Весеннее предвечернее парижское небо полурасстегнуто на розоватую самолетную дорожку. Расхристаны перистые облака. Мы сидим и говорим о своем.
О небо, небо, ты мне будешь сниться.
Ночью гудело. В телефоне.
Над Киевом — в небе.
«Самое страшное— это звук подлета над домом, — пишет моя корреспондентка. — И ожидание взрыва».
«Це не описати. Тільки відчути».
Опыт вообще плохо передается словами. Он в них остается — чтобы быть узнанным потом.

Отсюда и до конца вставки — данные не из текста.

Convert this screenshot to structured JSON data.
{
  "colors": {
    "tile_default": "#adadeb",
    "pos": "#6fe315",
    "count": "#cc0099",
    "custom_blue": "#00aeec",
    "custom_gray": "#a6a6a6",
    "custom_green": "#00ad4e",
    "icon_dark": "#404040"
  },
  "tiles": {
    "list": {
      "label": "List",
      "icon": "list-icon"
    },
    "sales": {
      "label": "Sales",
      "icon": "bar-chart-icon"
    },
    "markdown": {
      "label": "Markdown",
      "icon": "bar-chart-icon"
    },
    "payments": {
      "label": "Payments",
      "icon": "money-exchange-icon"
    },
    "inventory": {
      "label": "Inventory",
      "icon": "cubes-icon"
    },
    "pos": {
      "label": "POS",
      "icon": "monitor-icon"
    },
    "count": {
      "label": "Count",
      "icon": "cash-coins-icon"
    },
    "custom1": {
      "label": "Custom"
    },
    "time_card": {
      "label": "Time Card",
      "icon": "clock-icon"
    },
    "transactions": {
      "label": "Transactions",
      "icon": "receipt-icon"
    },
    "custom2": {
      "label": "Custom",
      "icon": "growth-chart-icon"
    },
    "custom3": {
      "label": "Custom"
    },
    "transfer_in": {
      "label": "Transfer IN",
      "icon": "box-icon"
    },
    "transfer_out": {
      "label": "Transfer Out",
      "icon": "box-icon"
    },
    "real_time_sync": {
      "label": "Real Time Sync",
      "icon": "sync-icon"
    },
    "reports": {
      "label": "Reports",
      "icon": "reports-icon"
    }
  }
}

И я уже не скрываю от самой себя, что увижу, как глухие жители российских городов, в том числе моего родного города Москвы, внезапно обретут острый слух — когда будут вслушиваться в тарахтение шахедов, гул кинжалов и съеживаться от взрывов и работы ПВО, а в фб-ленте, которая сейчас пестрит культурными событиями и поездками, будет то же, что я читаю в киевской: «У нас очень громко. Родители с котом в метро».
В самом начале вторжения, где-то на второй месяц, моя на тот момент 11-летняя младшая выросшая в Европе дочь подошла, обняла меня и сказала: «Мам, прости, я вижу, что с тобой происходит, ты не думай, что я такая бесчувственная. Война – это ужасно. Но просто тебе она близко, а мне и Россия, и Украина – это где-то далеко. Это не значит, что мне все равно, но ты понимаешь…».
– Я понимаю, малыш. А что тебе ощущалось бы так же близко?
Она задумалась:
– Не знаю, мам, наверное, если б завтра Россия начала бомбить Париж…
И вот два года спустя я смотрю на бездонное весеннее небо над Парижем. И понимаю, что если каждый из нас не будет ежедневно делать огромные усилия по борьбе с российским злом, то послезавтра это может стать реальностью.
Зло не останавливается само по себе. И рано или поздно его равнодушные проводники все равно проснутся от взрывов. И тогда, может быть, у кого-то из бурных деятелей по обе сторону колючей проволоки буквы Z – борцов с проклятым западом и/или несправедливыми санкциями, у обиженных на весь мир предпринимателей, художников и писателей, а также их потребителей, зрителей, читателей и почитателей в том числе в переводе — с голубками на аватарках и разговорах о великой культуре и прекрасном народе, которому в очередной раз так не повезло, проснутся если не острые сожаления о собственной слепоте и глухоте, то хотя бы сами острые зрение и слух.
И они содрогнутся не морально, а физически. Вместе со стенами своих домов, за которыми было так удобно не видеть и не слышать никого и ничего, кроме себя и своих привычных комфортных клише .
А уж Москва это будет или Париж — зависит от каждого из нас уже сегодня.